Cet attachement fantasmé à la révolution, qui est pour partie le produit de notre histoire politique et syndicale nationale –voire de notre histoire picturale au travers du tableau d'Eugène Delacroix, La Liberté guidant le peuple– trouve aussi ses racines dans l'opposition entretenue entre le «peuple» et les «élites». Ainsi, toujours selon l'enquête Ifop pour Atlantico, cette rivalité est forte en France pour 81% des personnes interrogées, dont très forte pour 41% (elle est faible pour 9%), un chiffre qui place notre pays en tête du palmarès devant l'Espagne (73%), l'Italie (67%), l'Allemagne (66%), l'Autriche (64%) et la Pologne (50%).

Le sociologue Jean-François Amadieu rapproche ce désir de révolution au souhait grandissant de réformer en profondeur le système capitaliste mis en évidence dans une enquête régulière effectuée par l'institut Opinionway et le Cevipof (Centre de recherches politiques de Sciences Po).

En décembre 2018, le pourcentage de Français et de Françaises estimant que le système capitaliste devait être «réformé en profondeur» atteignait 49%, soit le plus haut score depuis octobre 2011 où il était identique, alors que le pourcentage de celles et ceux souhaitant qu'il soit «réformé sur quelques points» était de 41%, soit le taux le plus bas depuis décembre 2009. Jamais l'écart dans ce sens (huit points) n'avait été aussi important. Dans le passé, les écarts opposés en faveur des réformes à la marge avaient été observés en 2009 avec treize points, en 2012 et en 2016 avec dix points.

«L'égalité réelle est une chimère»

Cette appétence croissante pour la révolution, qui se combine avec un sentiment exacerbé de colère et une recherche éperdue de l'égalité totale, n'est évidemment pas un bon signe pour la République, pour le fonctionnement des institutions démocratiques et pour ceux qui président aux destinées du pays.

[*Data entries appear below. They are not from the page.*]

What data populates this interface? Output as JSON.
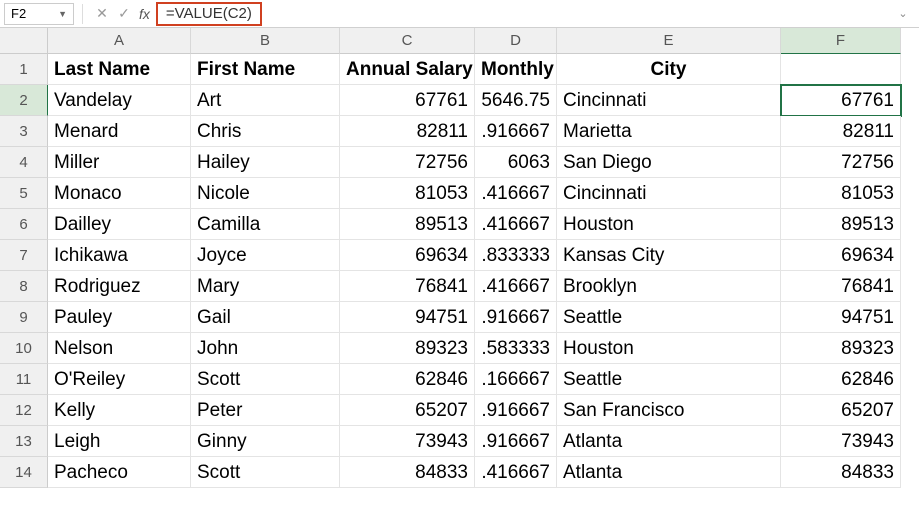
{
  "formula_bar": {
    "name_box": "F2",
    "formula": "=VALUE(C2)"
  },
  "columns": [
    "A",
    "B",
    "C",
    "D",
    "E",
    "F"
  ],
  "active_col": "F",
  "active_row": 2,
  "headers": {
    "A": "Last Name",
    "B": "First Name",
    "C": "Annual Salary",
    "D": "Monthly",
    "E": "City",
    "F": ""
  },
  "rows": [
    {
      "n": 1
    },
    {
      "n": 2,
      "A": "Vandelay",
      "B": "Art",
      "C": "67761",
      "D": "5646.75",
      "E": "Cincinnati",
      "F": "67761"
    },
    {
      "n": 3,
      "A": "Menard",
      "B": "Chris",
      "C": "82811",
      "D": ".916667",
      "E": "Marietta",
      "F": "82811"
    },
    {
      "n": 4,
      "A": "Miller",
      "B": "Hailey",
      "C": "72756",
      "D": "6063",
      "E": "San Diego",
      "F": "72756"
    },
    {
      "n": 5,
      "A": "Monaco",
      "B": "Nicole",
      "C": "81053",
      "D": ".416667",
      "E": "Cincinnati",
      "F": "81053"
    },
    {
      "n": 6,
      "A": "Dailley",
      "B": "Camilla",
      "C": "89513",
      "D": ".416667",
      "E": "Houston",
      "F": "89513"
    },
    {
      "n": 7,
      "A": "Ichikawa",
      "B": "Joyce",
      "C": "69634",
      "D": ".833333",
      "E": "Kansas City",
      "F": "69634"
    },
    {
      "n": 8,
      "A": "Rodriguez",
      "B": "Mary",
      "C": "76841",
      "D": ".416667",
      "E": "Brooklyn",
      "F": "76841"
    },
    {
      "n": 9,
      "A": "Pauley",
      "B": "Gail",
      "C": "94751",
      "D": ".916667",
      "E": "Seattle",
      "F": "94751"
    },
    {
      "n": 10,
      "A": "Nelson",
      "B": "John",
      "C": "89323",
      "D": ".583333",
      "E": "Houston",
      "F": "89323"
    },
    {
      "n": 11,
      "A": "O'Reiley",
      "B": "Scott",
      "C": "62846",
      "D": ".166667",
      "E": "Seattle",
      "F": "62846"
    },
    {
      "n": 12,
      "A": "Kelly",
      "B": "Peter",
      "C": "65207",
      "D": ".916667",
      "E": "San Francisco",
      "F": "65207"
    },
    {
      "n": 13,
      "A": "Leigh",
      "B": "Ginny",
      "C": "73943",
      "D": ".916667",
      "E": "Atlanta",
      "F": "73943"
    },
    {
      "n": 14,
      "A": "Pacheco",
      "B": "Scott",
      "C": "84833",
      "D": ".416667",
      "E": "Atlanta",
      "F": "84833"
    }
  ]
}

Les responsables politiques et le milieu intellectuel seraient bien inspirés d'en prendre conscience. À l'instar de Mona Ozouf, historienne et philosophe, qui déclarait, dans Le Monde du 22 mars: «Les “gilets jaunes” s'inscrivent effectivement dans la revendication de l'égalité réelle. Le problème, c'est que l'égalité réelle est une chimère. On ne peut pas la “réaliser” dans un monde où la nature et l'histoire sèment des inégalités de tous ordres. L'égalité ne peut donc que rester un horizon, si bien que les vrais défenseurs de l'égalité sont ceux qui se proposent, non de proclamer l'égalité réelle, ce qui est à la portée de chacun, mais de réduire laborieusement les inégalités, ce qui est une tout autre affaire».